The 2014 NFL Draft is coming soon. All Talaat has to do is to be prepared for an enormous challenge. Last week, he was asked by Kristian Dyer, a writer of the Yahoo Sports, about the communication and hearing issues on the field. He didn’t think communication or hearing would be issues on the field. He didn’t need any sounds to create pressure on him, which would be an advantage for him.
From Yahoo Sports:
“I think it will be an advantage. Crowd noise, trash talk won’t affect me,” Talaat told Dyer. “At Gallaudet, I didn’t wear hearing aid. Our specialty is non-verbal communication. We have great peripheral vision; we pick up little, sublet movement. I am skilled at lip reading, even if I turn my hearing aid off, I can understand what you’re saying. I’ve been doing this whole my life. I don’t think there will be any communication issues on the field.
Talaat may be deaf, but it doesn’t stop him from playing the game he loves, which is football. He has the desire to let the world know that, despite his hearing loss, he is ready to play football at a professional level. He wants the NFL experts to judge primarily on his football abilities, not his hearing abilities.
Derrick Coleman, a fullback of the Seattle Seahawks, who is legally deaf, is a perfect example of how he strives to overcome the obstacles successfully. He became the first deaf NFL player to ever win the 2014 Super Bowl. If Coleman can do it, Talaat can do it the same thing in the professional ranks.
Few months ago, Talaat participated in the workout with the NFL prospects at the TEST Parisi Football Academy in Central New Jersey, preparing for the 2014 NFL Draft.
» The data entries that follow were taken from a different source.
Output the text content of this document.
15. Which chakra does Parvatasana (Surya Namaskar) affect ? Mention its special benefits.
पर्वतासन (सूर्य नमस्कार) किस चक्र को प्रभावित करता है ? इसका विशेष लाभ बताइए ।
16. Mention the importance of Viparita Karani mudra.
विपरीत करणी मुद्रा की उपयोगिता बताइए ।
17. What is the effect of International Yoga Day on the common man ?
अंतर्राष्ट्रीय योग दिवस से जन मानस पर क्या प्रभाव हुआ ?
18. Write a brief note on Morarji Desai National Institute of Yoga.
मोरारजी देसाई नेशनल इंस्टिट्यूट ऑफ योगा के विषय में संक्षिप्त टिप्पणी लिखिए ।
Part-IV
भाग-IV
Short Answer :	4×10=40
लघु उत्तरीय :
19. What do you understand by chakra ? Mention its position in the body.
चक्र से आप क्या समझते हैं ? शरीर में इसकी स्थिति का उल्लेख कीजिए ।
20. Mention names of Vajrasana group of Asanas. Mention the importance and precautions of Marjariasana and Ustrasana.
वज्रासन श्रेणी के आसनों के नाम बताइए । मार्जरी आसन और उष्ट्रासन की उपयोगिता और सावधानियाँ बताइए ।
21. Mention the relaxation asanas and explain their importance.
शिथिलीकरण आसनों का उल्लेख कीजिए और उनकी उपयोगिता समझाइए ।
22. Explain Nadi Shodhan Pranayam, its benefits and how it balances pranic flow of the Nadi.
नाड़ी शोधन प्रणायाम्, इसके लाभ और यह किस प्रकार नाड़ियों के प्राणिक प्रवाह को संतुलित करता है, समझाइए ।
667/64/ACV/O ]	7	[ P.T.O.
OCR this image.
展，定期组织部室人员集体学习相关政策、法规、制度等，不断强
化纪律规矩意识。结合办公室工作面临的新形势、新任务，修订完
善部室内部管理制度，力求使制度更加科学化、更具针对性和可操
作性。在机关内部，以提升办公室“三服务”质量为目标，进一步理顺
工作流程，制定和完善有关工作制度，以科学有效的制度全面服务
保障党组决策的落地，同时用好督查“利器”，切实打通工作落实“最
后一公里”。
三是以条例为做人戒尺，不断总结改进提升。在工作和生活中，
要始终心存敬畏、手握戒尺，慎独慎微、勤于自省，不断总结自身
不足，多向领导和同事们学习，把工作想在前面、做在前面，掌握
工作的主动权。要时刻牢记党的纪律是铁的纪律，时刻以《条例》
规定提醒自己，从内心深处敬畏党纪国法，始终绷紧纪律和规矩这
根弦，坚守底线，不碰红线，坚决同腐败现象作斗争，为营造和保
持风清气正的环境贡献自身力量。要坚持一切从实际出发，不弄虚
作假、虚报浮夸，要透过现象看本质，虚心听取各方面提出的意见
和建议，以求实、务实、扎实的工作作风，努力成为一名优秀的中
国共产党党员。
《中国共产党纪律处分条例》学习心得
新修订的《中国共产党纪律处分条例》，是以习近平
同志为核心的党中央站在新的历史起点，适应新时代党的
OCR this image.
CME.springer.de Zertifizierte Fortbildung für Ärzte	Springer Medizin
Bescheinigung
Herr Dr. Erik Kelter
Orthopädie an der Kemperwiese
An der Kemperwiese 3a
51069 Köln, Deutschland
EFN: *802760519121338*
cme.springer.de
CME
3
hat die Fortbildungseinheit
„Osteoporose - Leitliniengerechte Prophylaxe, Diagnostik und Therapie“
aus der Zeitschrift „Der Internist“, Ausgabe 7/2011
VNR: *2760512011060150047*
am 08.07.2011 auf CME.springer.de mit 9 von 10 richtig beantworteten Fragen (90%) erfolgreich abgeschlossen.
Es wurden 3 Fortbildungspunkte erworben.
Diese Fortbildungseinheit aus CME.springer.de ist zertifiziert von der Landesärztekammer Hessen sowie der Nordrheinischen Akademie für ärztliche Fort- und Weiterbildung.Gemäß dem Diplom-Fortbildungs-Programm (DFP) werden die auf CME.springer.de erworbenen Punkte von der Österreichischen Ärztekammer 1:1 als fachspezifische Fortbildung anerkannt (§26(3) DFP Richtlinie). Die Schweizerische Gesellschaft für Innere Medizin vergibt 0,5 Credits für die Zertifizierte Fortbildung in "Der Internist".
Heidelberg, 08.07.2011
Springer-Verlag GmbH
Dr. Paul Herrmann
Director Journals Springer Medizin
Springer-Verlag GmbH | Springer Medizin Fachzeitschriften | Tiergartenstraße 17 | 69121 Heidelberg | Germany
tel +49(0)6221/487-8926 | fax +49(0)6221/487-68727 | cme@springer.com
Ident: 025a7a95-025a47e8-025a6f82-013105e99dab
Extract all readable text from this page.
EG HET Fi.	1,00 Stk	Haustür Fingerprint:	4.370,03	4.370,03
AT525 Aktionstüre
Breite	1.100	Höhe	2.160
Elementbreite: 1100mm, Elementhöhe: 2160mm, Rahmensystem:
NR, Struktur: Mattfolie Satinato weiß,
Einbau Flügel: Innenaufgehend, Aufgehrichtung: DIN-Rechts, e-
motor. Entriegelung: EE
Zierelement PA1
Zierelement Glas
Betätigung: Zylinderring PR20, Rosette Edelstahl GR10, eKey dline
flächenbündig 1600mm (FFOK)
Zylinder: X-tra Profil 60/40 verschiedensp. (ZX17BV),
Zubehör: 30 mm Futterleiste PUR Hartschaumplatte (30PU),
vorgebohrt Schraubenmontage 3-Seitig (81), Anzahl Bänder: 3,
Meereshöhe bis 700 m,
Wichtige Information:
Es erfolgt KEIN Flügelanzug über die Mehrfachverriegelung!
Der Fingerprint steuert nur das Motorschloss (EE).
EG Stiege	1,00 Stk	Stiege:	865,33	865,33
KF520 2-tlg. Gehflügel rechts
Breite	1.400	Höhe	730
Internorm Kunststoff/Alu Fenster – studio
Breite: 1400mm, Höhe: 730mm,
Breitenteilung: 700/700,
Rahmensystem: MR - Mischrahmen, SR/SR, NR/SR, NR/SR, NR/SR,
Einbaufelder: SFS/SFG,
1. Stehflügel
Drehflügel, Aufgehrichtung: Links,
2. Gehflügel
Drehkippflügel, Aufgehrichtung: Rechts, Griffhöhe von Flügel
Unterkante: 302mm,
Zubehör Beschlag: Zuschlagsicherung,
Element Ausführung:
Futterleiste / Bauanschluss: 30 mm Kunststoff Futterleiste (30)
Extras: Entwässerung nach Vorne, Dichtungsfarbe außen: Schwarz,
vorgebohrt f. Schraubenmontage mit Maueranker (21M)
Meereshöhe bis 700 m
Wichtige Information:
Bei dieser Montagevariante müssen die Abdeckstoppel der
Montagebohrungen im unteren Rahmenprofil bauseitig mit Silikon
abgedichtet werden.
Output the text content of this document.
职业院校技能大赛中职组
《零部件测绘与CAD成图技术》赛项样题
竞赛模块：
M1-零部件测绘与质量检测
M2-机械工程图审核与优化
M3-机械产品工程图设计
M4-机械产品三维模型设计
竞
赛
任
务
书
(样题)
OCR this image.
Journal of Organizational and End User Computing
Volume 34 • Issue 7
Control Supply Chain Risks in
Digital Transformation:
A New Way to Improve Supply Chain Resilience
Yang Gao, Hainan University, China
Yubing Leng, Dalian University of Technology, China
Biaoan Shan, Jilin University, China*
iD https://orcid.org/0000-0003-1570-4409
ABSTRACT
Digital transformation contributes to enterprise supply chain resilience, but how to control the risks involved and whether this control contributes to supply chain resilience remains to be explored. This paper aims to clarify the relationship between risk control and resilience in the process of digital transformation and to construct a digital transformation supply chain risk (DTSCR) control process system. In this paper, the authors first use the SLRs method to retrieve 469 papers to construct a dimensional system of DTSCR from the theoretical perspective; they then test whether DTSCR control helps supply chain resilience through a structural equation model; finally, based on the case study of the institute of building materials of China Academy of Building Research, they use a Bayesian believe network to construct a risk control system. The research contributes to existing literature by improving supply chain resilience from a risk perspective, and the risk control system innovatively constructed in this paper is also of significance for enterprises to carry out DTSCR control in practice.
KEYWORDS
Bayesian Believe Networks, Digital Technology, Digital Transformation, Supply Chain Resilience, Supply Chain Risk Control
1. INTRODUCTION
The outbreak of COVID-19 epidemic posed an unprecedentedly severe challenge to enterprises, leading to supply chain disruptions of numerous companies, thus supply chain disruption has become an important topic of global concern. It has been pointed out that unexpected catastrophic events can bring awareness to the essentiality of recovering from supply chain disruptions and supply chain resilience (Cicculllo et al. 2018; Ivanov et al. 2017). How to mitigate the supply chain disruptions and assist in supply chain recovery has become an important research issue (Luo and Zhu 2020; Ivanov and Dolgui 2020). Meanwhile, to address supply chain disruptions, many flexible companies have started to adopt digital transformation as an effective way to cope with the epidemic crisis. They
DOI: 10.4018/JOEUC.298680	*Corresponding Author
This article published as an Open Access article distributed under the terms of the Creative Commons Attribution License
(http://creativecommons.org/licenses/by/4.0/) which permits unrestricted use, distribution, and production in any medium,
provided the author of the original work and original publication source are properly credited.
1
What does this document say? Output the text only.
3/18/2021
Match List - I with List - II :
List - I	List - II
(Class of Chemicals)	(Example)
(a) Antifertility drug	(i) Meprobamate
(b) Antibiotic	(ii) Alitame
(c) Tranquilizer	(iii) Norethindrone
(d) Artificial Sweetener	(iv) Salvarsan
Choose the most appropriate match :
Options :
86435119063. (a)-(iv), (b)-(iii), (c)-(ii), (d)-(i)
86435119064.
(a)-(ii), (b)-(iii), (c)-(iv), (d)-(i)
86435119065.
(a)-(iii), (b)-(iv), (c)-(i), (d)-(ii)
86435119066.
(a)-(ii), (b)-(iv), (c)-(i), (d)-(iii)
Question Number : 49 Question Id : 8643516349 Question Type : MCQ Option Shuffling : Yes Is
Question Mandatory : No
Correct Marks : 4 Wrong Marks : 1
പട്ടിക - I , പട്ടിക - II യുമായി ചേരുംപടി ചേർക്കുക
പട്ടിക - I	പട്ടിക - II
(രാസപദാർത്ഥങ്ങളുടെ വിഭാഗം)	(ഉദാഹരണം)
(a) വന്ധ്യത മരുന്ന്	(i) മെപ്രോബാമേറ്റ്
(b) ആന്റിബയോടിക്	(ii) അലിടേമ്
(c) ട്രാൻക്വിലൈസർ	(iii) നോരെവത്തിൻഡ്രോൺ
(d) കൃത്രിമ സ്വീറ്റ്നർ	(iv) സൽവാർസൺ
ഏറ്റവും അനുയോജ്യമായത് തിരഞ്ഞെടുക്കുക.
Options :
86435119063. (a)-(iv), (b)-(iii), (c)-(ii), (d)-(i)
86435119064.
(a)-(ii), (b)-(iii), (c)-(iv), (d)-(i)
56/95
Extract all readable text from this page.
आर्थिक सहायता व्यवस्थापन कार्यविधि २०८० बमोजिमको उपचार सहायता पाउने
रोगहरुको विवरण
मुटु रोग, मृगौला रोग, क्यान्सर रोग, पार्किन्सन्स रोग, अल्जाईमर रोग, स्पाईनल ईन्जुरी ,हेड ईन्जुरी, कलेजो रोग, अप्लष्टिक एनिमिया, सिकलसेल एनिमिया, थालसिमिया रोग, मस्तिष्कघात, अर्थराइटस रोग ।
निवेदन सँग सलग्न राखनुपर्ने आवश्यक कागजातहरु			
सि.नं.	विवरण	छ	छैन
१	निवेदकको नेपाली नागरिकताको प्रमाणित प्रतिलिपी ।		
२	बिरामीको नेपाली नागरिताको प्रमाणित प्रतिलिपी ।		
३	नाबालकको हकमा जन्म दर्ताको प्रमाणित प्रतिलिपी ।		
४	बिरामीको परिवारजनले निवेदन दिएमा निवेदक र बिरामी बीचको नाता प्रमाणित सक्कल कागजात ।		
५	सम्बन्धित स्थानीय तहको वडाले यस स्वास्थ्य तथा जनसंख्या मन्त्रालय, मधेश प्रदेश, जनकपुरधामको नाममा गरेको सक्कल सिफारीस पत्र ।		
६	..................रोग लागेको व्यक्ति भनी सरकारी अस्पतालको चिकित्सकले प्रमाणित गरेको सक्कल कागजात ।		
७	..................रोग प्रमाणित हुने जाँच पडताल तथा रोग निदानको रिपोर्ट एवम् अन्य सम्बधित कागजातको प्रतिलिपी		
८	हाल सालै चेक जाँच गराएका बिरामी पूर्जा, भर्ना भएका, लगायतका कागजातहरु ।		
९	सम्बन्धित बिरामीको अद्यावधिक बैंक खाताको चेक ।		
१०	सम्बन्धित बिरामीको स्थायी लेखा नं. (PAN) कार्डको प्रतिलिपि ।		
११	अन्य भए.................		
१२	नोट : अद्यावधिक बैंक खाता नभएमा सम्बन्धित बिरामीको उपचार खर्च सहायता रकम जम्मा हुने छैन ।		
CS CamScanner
He was not invited to attend the NFL scouting combine, but he is preparing to impress the scouts at a private workout.
If Talaat doesn’t get drafted by an NFL team this May, he will become a free agent and can sign a deal with whichever team he chooses.
If Talaat makes an NFL team, he will become the first Gallaudet football player to ever make it in the NFL. He is continually working hard to keep his NFL dream alive. His feel-good story will continue to inspire the deaf athletes who are pursuing the dream of becoming professional football players in the future.